Uowwwww, gratz man!!!
Great article. I had never used imports with references, I now see how useful it is.
(srry for my english)
Looks like the people have been talking to SASS about this for a little while https://github.com/sass/sass/issues/1094
It’s interesting to see LESS and SASS compete for developer mindshare. I thought LESS was behind SASS in features (and there are arguably more SASS projects), but in this case, LESS did something SASS hasn’t done yet.
If only there was a UI framework with reasonable defaults that didn’t have to be semantically remapped…
I felt this way early on in my exploration of all you can do with this simple trick, but I actually think there is great value in having your framework use visual and utility classes to describe what what you are implementing. They just tends not to be semantic. But with this trick its pretty easy to use BEM, SuitCSS, or ACSS to define your components and just map them back to the more frameworky classes.
I get into more details here.
Whoops. Bad link. Try this instead.
Awesome. CSS Bloats have become a pain for us since we LESS as our pre-processor. This should definitely help.

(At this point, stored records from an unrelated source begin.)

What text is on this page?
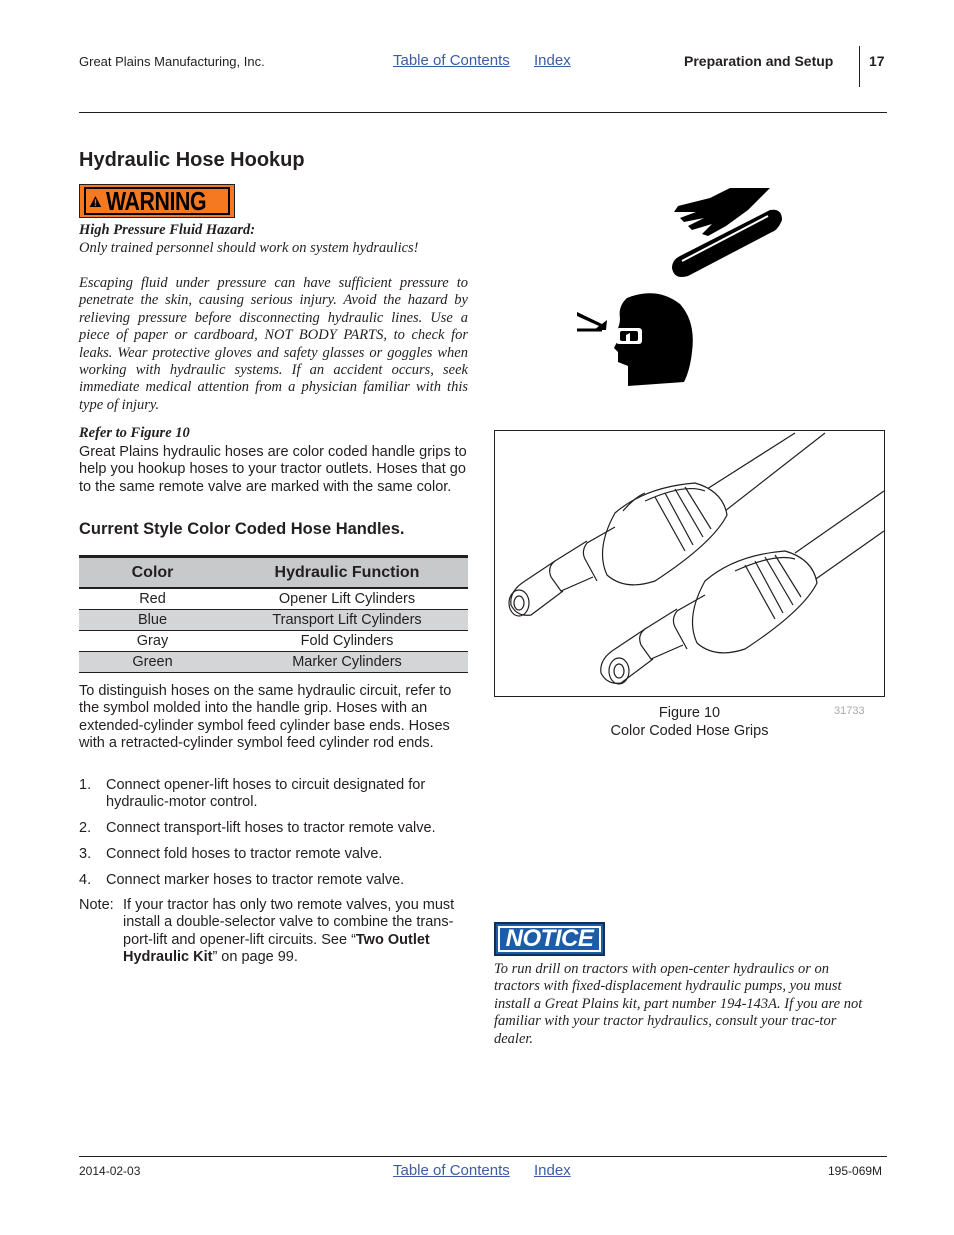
Great Plains Manufacturing, Inc.	Table of Contents Index	Preparation and Setup	17
Hydraulic Hose Hookup
WARNING
High Pressure Fluid Hazard:
Only trained personnel should work on system hydraulics!
Escaping fluid under pressure can have sufficient pressure to penetrate the skin, causing serious injury. Avoid the hazard by relieving pressure before disconnecting hydraulic lines. Use a piece of paper or cardboard, NOT BODY PARTS, to check for leaks. Wear protective gloves and safety glasses or goggles when working with hydraulic systems. If an accident occurs, seek immediate medical attention from a physician familiar with this type of injury.
Refer to Figure 10
Great Plains hydraulic hoses are color coded handle grips to help you hookup hoses to your tractor outlets. Hoses that go to the same remote valve are marked with the same color.
Current Style Color Coded Hose Handles.
Color	Hydraulic Function
Red	Opener Lift Cylinders
Blue	Transport Lift Cylinders
Gray	Fold Cylinders
Green	Marker Cylinders
To distinguish hoses on the same hydraulic circuit, refer to the symbol molded into the handle grip. Hoses with an extended-cylinder symbol feed cylinder base ends. Hoses with a retracted-cylinder symbol feed cylinder rod ends.
1. Connect opener-lift hoses to circuit designated for hydraulic-motor control.
2. Connect transport-lift hoses to tractor remote valve.
3. Connect fold hoses to tractor remote valve.
4. Connect marker hoses to tractor remote valve.
Note: If your tractor has only two remote valves, you must install a double-selector valve to combine the trans-port-lift and opener-lift circuits. See “Two Outlet Hydraulic Kit” on page 99.
Figure 10
Color Coded Hose Grips
31733
NOTICE
To run drill on tractors with open-center hydraulics or on tractors with fixed-displacement hydraulic pumps, you must install a Great Plains kit, part number 194-143A. If you are not familiar with your tractor hydraulics, consult your trac-tor dealer.
2014-02-03	Table of Contents Index	195-069M
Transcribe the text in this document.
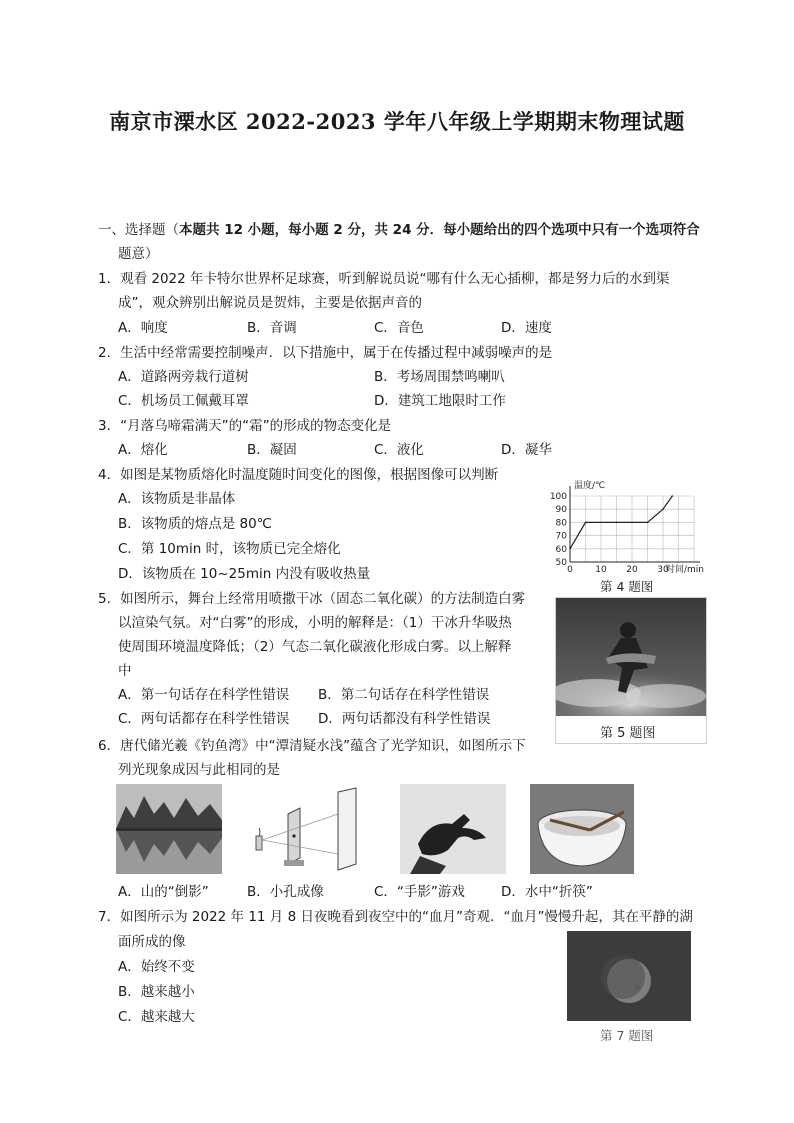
南京市溧水区 2022-2023 学年八年级上学期期末物理试题
一、选择题（本题共 12 小题，每小题 2 分，共 24 分．每小题给出的四个选项中只有一个选项符合
题意）
1．观看 2022 年卡特尔世界杯足球赛，听到解说员说“哪有什么无心插柳，都是努力后的水到渠
成”，观众辨别出解说员是贺炜，主要是依据声音的
A．响度	B．音调	C．音色	D．速度
2．生活中经常需要控制噪声．以下措施中，属于在传播过程中减弱噪声的是
A．道路两旁栽行道树	B．考场周围禁鸣喇叭
C．机场员工佩戴耳罩	D．建筑工地限时工作
3．“月落乌啼霜满天”的“霜”的形成的物态变化是
A．熔化	B．凝固	C．液化	D．凝华
4．如图是某物质熔化时温度随时间变化的图像，根据图像可以判断
A．该物质是非晶体
B．该物质的熔点是 80℃
C．第 10min 时，该物质已完全熔化
D．该物质在 10~25min 内没有吸收热量
50
60
70
80
90
100
0 10 20 30
温度/℃
时间/min
第 4 题图
5．如图所示，舞台上经常用喷撒干冰（固态二氧化碳）的方法制造白雾
以渲染气氛。对“白雾”的形成，小明的解释是：（1）干冰升华吸热
使周围环境温度降低；（2）气态二氧化碳液化形成白雾。以上解释
中
A．第一句话存在科学性错误 B．第二句话存在科学性错误
C．两句话都存在科学性错误 D．两句话都没有科学性错误
第 5 题图
6．唐代储光羲《钓鱼湾》中“潭清疑水浅”蕴含了光学知识，如图所示下
列光现象成因与此相同的是
A．山的“倒影”	B．小孔成像	C．“手影”游戏	D．水中“折筷”
7．如图所示为 2022 年 11 月 8 日夜晚看到夜空中的“血月”奇观．“血月”慢慢升起，其在平静的湖
面所成的像
A．始终不变
B．越来越小
C．越来越大
第 7 题图
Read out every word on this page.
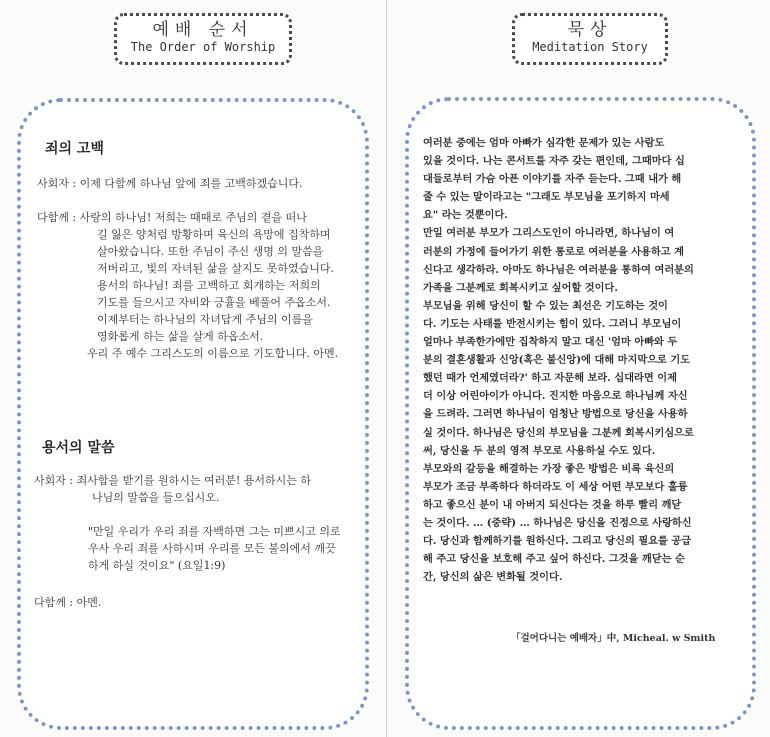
예배 순서
The Order of Worship
묵상
Meditation Story
죄의 고백
사회자 : 이제 다함께 하나님 앞에 죄를 고백하겠습니다.
다함께 : 사랑의 하나님! 저희는 때때로 주님의 곁을 떠나
길 잃은 양처럼 방황하며 육신의 욕망에 집착하며
살아왔습니다. 또한 주님이 주신 생명 의 말씀을
저버리고, 빛의 자녀된 삶을 살지도 못하였습니다.
용서의 하나님! 죄를 고백하고 회개하는 저희의
기도를 들으시고 자비와 긍휼을 베풀어 주옵소서.
이제부터는 하나님의 자녀답게 주님의 이름을
영화롭게 하는 삶을 살게 하옵소서.
우리 주 예수 그리스도의 이름으로 기도합니다. 아멘.
용서의 말씀
사회자 : 죄사함을 받기를 원하시는 여러분! 용서하시는 하
나님의 말씀을 들으십시오.
"만일 우리가 우리 죄를 자백하면 그는 미쁘시고 의로
우사 우리 죄를 사하시며 우리를 모든 불의에서 깨끗
하게 하실 것이요" (요일1:9)
다함께 : 아멘.
여러분 중에는 엄마 아빠가 심각한 문제가 있는 사람도
있을 것이다. 나는 콘서트를 자주 갖는 편인데, 그때마다 십
대들로부터 가슴 아픈 이야기를 자주 듣는다. 그때 내가 해
줄 수 있는 말이라고는 "그래도 부모님을 포기하지 마세
요" 라는 것뿐이다.
만일 여러분 부모가 그리스도인이 아니라면, 하나님이 여
러분의 가정에 들어가기 위한 통로로 여러분을 사용하고 계
신다고 생각하라. 아마도 하나님은 여러분을 통하여 여러분의
가족을 그분께로 회복시키고 싶어할 것이다.
부모님을 위해 당신이 할 수 있는 최선은 기도하는 것이
다. 기도는 사태를 반전시키는 힘이 있다. 그러니 부모님이
얼마나 부족한가에만 집착하지 말고 대신 '엄마 아빠와 두
분의 결혼생활과 신앙(혹은 불신앙)에 대해 마지막으로 기도
했던 때가 언제였더라?' 하고 자문해 보라. 십대라면 이제
더 이상 어린아이가 아니다. 진지한 마음으로 하나님께 자신
을 드려라. 그러면 하나님이 엄청난 방법으로 당신을 사용하
실 것이다. 하나님은 당신의 부모님을 그분께 회복시키심으로
써, 당신을 두 분의 영적 부모로 사용하실 수도 있다.
부모와의 갈등을 해결하는 가장 좋은 방법은 비록 육신의
부모가 조금 부족하다 하더라도 이 세상 어떤 부모보다 훌륭
하고 좋으신 분이 내 아버지 되신다는 것을 하루 빨리 깨닫
는 것이다. … (중략) … 하나님은 당신을 진정으로 사랑하신
다. 당신과 함께하기를 원하신다. 그리고 당신의 필요를 공급
해 주고 당신을 보호해 주고 싶어 하신다. 그것을 깨닫는 순
간, 당신의 삶은 변화될 것이다.
「걸어다니는 예배자」中, Micheal. w Smith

Love the idea. Wish to see something like that in next Sass version. Well written Chris, as always!
Can’t Stylus do that? At least its plugins. And afaik Stylus plugins are just .styl files that you import and call whichever functions you need.
Hi Chris. This is nice :)
And anyway, it is also possible use several Import options together.
Aside of being a reference, classes in library.css are now reusable as LESS mixins.
Hey Chris! Thanks for the shout-out, much appreciated.
I should have a follow-up article on the Sass/Stylus/PostCSS versions of the strategy shortly.
This is really neat. I feel this way about grids from frameworks. I would love to take bootstrap n say look here’s one behavior I want (col-xs-6 col-md-4 col-lg-3). I always use it in that exact combination. I’d like to call it .box or whatever. Don’t give me entire grid. Just give me this behavior. Brilliant!
The follow-up article mentioned above is still forthcoming, but I postponed it so I could release PostCSS Reference, which brings the concept detailed above over to the postcss world.